There are other measures, such as our Optimal Asthma Control measure, that have not been included in the national measure set at this time, but we may want to continue to use them since they are leading the way for future adoption into the national set. (Note: this measure is currently in consideration for endorsement by the National Quality Forum and a draft recommendation will soon be available for public comment. Please refer to http://www.qualityforum.org/Pulmonary_and_Critical_Care_Project.aspx )

And finally, which measures should we retire in order to reduce unnecessary burden and make room for the new, more impactful measures. I believe the multi-stakeholder process we have at MNCM will be the best way to work though these choices in order to maximize the benefit for patients and reduce duplication and data burden.

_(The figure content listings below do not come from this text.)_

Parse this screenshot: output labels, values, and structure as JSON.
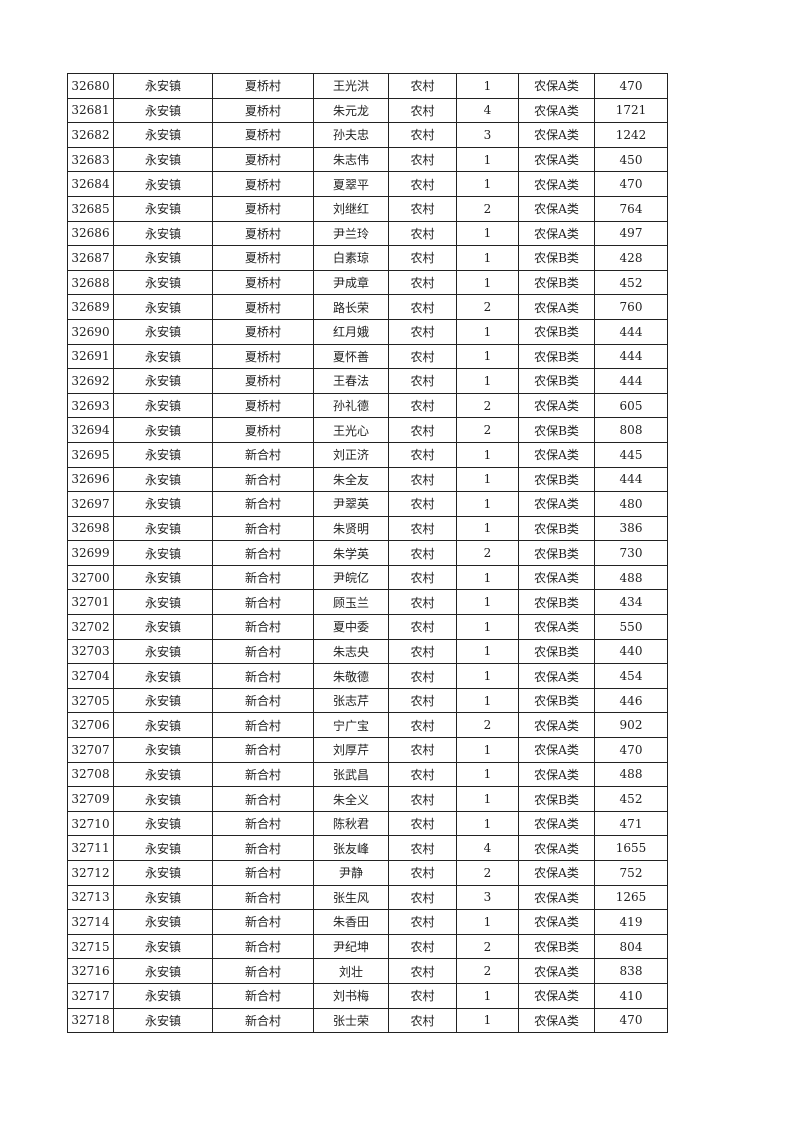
{
  "table": {
    "rows": [
      [
        "32680",
        "永安镇",
        "夏桥村",
        "王光洪",
        "农村",
        "1",
        "农保A类",
        "470"
      ],
      [
        "32681",
        "永安镇",
        "夏桥村",
        "朱元龙",
        "农村",
        "4",
        "农保A类",
        "1721"
      ],
      [
        "32682",
        "永安镇",
        "夏桥村",
        "孙夫忠",
        "农村",
        "3",
        "农保A类",
        "1242"
      ],
      [
        "32683",
        "永安镇",
        "夏桥村",
        "朱志伟",
        "农村",
        "1",
        "农保A类",
        "450"
      ],
      [
        "32684",
        "永安镇",
        "夏桥村",
        "夏翠平",
        "农村",
        "1",
        "农保A类",
        "470"
      ],
      [
        "32685",
        "永安镇",
        "夏桥村",
        "刘继红",
        "农村",
        "2",
        "农保A类",
        "764"
      ],
      [
        "32686",
        "永安镇",
        "夏桥村",
        "尹兰玲",
        "农村",
        "1",
        "农保A类",
        "497"
      ],
      [
        "32687",
        "永安镇",
        "夏桥村",
        "白素琼",
        "农村",
        "1",
        "农保B类",
        "428"
      ],
      [
        "32688",
        "永安镇",
        "夏桥村",
        "尹成章",
        "农村",
        "1",
        "农保B类",
        "452"
      ],
      [
        "32689",
        "永安镇",
        "夏桥村",
        "路长荣",
        "农村",
        "2",
        "农保A类",
        "760"
      ],
      [
        "32690",
        "永安镇",
        "夏桥村",
        "红月娥",
        "农村",
        "1",
        "农保B类",
        "444"
      ],
      [
        "32691",
        "永安镇",
        "夏桥村",
        "夏怀善",
        "农村",
        "1",
        "农保B类",
        "444"
      ],
      [
        "32692",
        "永安镇",
        "夏桥村",
        "王春法",
        "农村",
        "1",
        "农保B类",
        "444"
      ],
      [
        "32693",
        "永安镇",
        "夏桥村",
        "孙礼德",
        "农村",
        "2",
        "农保A类",
        "605"
      ],
      [
        "32694",
        "永安镇",
        "夏桥村",
        "王光心",
        "农村",
        "2",
        "农保B类",
        "808"
      ],
      [
        "32695",
        "永安镇",
        "新合村",
        "刘正济",
        "农村",
        "1",
        "农保A类",
        "445"
      ],
      [
        "32696",
        "永安镇",
        "新合村",
        "朱全友",
        "农村",
        "1",
        "农保B类",
        "444"
      ],
      [
        "32697",
        "永安镇",
        "新合村",
        "尹翠英",
        "农村",
        "1",
        "农保A类",
        "480"
      ],
      [
        "32698",
        "永安镇",
        "新合村",
        "朱贤明",
        "农村",
        "1",
        "农保B类",
        "386"
      ],
      [
        "32699",
        "永安镇",
        "新合村",
        "朱学英",
        "农村",
        "2",
        "农保B类",
        "730"
      ],
      [
        "32700",
        "永安镇",
        "新合村",
        "尹皖亿",
        "农村",
        "1",
        "农保A类",
        "488"
      ],
      [
        "32701",
        "永安镇",
        "新合村",
        "顾玉兰",
        "农村",
        "1",
        "农保B类",
        "434"
      ],
      [
        "32702",
        "永安镇",
        "新合村",
        "夏中委",
        "农村",
        "1",
        "农保A类",
        "550"
      ],
      [
        "32703",
        "永安镇",
        "新合村",
        "朱志央",
        "农村",
        "1",
        "农保B类",
        "440"
      ],
      [
        "32704",
        "永安镇",
        "新合村",
        "朱敬德",
        "农村",
        "1",
        "农保A类",
        "454"
      ],
      [
        "32705",
        "永安镇",
        "新合村",
        "张志芹",
        "农村",
        "1",
        "农保B类",
        "446"
      ],
      [
        "32706",
        "永安镇",
        "新合村",
        "宁广宝",
        "农村",
        "2",
        "农保A类",
        "902"
      ],
      [
        "32707",
        "永安镇",
        "新合村",
        "刘厚芹",
        "农村",
        "1",
        "农保A类",
        "470"
      ],
      [
        "32708",
        "永安镇",
        "新合村",
        "张武昌",
        "农村",
        "1",
        "农保A类",
        "488"
      ],
      [
        "32709",
        "永安镇",
        "新合村",
        "朱全义",
        "农村",
        "1",
        "农保B类",
        "452"
      ],
      [
        "32710",
        "永安镇",
        "新合村",
        "陈秋君",
        "农村",
        "1",
        "农保A类",
        "471"
      ],
      [
        "32711",
        "永安镇",
        "新合村",
        "张友峰",
        "农村",
        "4",
        "农保A类",
        "1655"
      ],
      [
        "32712",
        "永安镇",
        "新合村",
        "尹静",
        "农村",
        "2",
        "农保A类",
        "752"
      ],
      [
        "32713",
        "永安镇",
        "新合村",
        "张生风",
        "农村",
        "3",
        "农保A类",
        "1265"
      ],
      [
        "32714",
        "永安镇",
        "新合村",
        "朱香田",
        "农村",
        "1",
        "农保A类",
        "419"
      ],
      [
        "32715",
        "永安镇",
        "新合村",
        "尹纪坤",
        "农村",
        "2",
        "农保B类",
        "804"
      ],
      [
        "32716",
        "永安镇",
        "新合村",
        "刘壮",
        "农村",
        "2",
        "农保A类",
        "838"
      ],
      [
        "32717",
        "永安镇",
        "新合村",
        "刘书梅",
        "农村",
        "1",
        "农保A类",
        "410"
      ],
      [
        "32718",
        "永安镇",
        "新合村",
        "张士荣",
        "农村",
        "1",
        "农保A类",
        "470"
      ]
    ]
  }
}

Promote standard data collection and reporting methods

The CMS-AHIP report also notes that “Clinicians and payers will need to work together to create a reporting infrastructure for such measures.” The role MNCM plays in standardizing data collection and reporting will become more important as demand for use of these measures by multiple parties grows. We may need help from all of our stakeholders to advocate for data reporting methods that avoid duplication and build on our existing infrastructure.

Develop and test new measures that fill gaps for the future

The report of the Core Quality Measurement Collaborative, consistent with the Institute Of Medicine’s Vital Signs report, also notes that there are significant gaps in the type of measures that are needed for the future value based purchasing system. The participants acknowledged that the lists they developed are an important starting point, but recognize that a core measure set needs to be dynamic to address the future needs of the health care system and the variation in readiness in regions across the country.

MNCM has already started to help. The MNCM depression measures have been included in this proposed core set even though very few regions in the country have experience using this type of measure. This measure is also being touted as an example of the kind of high value, patient reported outcome measure that can serve as a blueprint for getting to a higher impact measure set that is needed for future value based purchasing programs.

The National Quality Forum recently asked MNCM to begin developing other patient reported outcome performance measures that can help fill these measurement gaps. This new project focuses on the development and testing of a performance measure using an appropriate COPD patient-reported outcome as a measure of physician practice outcomes. The rest of the country looks to Minnesota for these innovations and we need to continue to lead the way in developing and testing high impact measures that drive improvement in care.

I hope you agree that there is still plenty for all of us to do to make sure measurement and reporting achieves its potential to drive improvement in the health care system as new national payment reform efforts continue. Please let me know if you have thoughts on this, and I look forward to working with you as the measure implementation for Medicare unfolds.